Yoğun seçim gürültüsünde karambola gelen konulardan biri de, Türkiye’nin adım adım iç savaş kaosundaki Suriye’yle savaşın eşiğine getirilmesi.
Ancak en çarpıcı olanı, Başbakan’ın sonuçları Suriye’ye askerî müdahale ve savaşa “onay” olarak yorumlaması. “Balkon konuşması”nda, “Suriye şu anda bizimle savaş halinde. Uçaklarımızı taciz ediyorlar” çıkışı, orduyu Suriye’ye sokmanın sinyallerini çakması.
Nitekim Dışişleri Bakanlığı’nda yapılan “gizli Suriye toplantısı”nda konuşulanlar, Suriye‘yle savaş senaryosu”nu deşifre ediyor.
Yüksek güvenlikli bir yer olan, jammerlerle dışarıdaki kayıt cihazları ve sistemin körleştirildiği ve veri akışının mümkün olmadığı belirtilen “sağır oda”yı dinlemenin ancak erişimi olan kişilerce yapılabileceği tesbitiyle varılan “Fail kesinlikle içeriden” hükmü elbette büyük bir skandal. Üst düzey güvenlik bürokrasisinin dinlenip “devlet sırrı”nın medyaya sızdırılması, öncelikle ciddî istihbarat ve güvenlik zaafını söz konusu ediyor.
“SURİYE İLE SAVAŞ” İLÂNI!
Başbakan’ın meydanlarda “Şu hale bak! Bu kadar önemli bir görüşmeyi ortam dinlemesi yaparak sen kime servis yapıyorsun” dediği, “alçaklık, adilik, namussuzluk!” sert tepkisini gösterdiği “Suriye tapesi”nin sızması fevkalâde vahim. Ancak “tape”deki diyaloglar çok daha vahim.
“Suriye ile savaş gerekçesi”nin uluslar arası arenada kabul görmesi için “Süleyman Şah Türbesi”ni ileri süren Dışişleri Bakanı, “Savaştan kaçındık” diyor; lâkin medyada ayrıntılarıyla yer alan ve hükûmet sözcüsünün “büyük ölçüde gerçek” dediği ses kayıtlarını teyid ediyor.
Girdiği yerlerde Amerikan ve küresel ecnebilerin işgal ve müdahalesine zemin hazırlayan El Kaide bağlantılı Irak Şam İslâm Devleti örgütünün (IŞİD) Süleyman Şah Türbesini bombalama tehdidini savurması; Başbakan’ın “bunun bu konjonktürde imkân olarak değerlendirilmesi gerektiği” tâlimatıyla MİT Müsteşarına ait olduğu iddia edilen sesin “Gerekirse Suriye’ye dört adam gönderirim.
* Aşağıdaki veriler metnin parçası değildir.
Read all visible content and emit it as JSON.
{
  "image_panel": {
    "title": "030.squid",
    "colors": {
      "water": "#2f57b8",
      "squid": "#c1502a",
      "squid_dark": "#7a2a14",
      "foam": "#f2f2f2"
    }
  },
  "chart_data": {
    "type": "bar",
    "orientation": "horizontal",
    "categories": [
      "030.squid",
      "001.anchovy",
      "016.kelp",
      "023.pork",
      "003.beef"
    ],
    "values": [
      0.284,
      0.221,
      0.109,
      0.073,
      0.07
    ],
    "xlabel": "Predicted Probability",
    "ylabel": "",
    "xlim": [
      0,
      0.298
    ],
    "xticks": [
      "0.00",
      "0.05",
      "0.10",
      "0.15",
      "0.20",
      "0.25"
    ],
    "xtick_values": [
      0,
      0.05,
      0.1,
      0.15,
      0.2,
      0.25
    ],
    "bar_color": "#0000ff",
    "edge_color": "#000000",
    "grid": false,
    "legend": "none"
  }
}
Türkiye’ye sekiz füze attırıp savaş gerekçesi üretirim, türbeye saldırtırız” cevabı ve Genelkurmay İkinci Başkanı’na atfedilen “Yani yapacağımız iş direkt savaş sebebi” cümleleri, dehşeti ele veriyor.
Aslında Dışişleri Müsteşarına atfedilen, “Ulusal güvenliğimiz son derece pespaye ucuz bir iç politika malzemesi haline geldi” ifâdesi, ne denli tehlikeli bir savaş oyununun oynandığını gösteriyor.
Başbakan’ın seçimin ilk seçim değerlendirmesinde, “Süleyman Şah Türbesi 10 dönüm bizim topraklarımızdır. Oraya olan her saldırı 780 bin kilometreye saldırıdır. Biz buna sessiz kalabilir miyiz?” sözleri dehşetli vartanın açık ikrarı oluyor…
ASKERÎ “MÜDAHALE TUZAĞI”
Özetle sömürgeci Batılıların aradığı ortamı hazırlayan taşeron aktör IŞİD’le Türkiye ajite ederek Suriye’ye askerî müdahale tuzağına çekiliyor. Ve ne yazık ki, Suriye ateşine odun taşıyan Ankara, Şam’la kapışmaya teşne. MİT Müsteşarının beyanıyla iki bin TIR’la “malzeme” gönderdikleri, Genelkurmay İkinci Başkanı’nın “mühimmat lâzım” dediği Suriye ateşine odun taşıyor.
Siyasî iktidar, Müslüman komşuyla savaşın maddî ve mânevî vebâlini taşıyabilecek mi?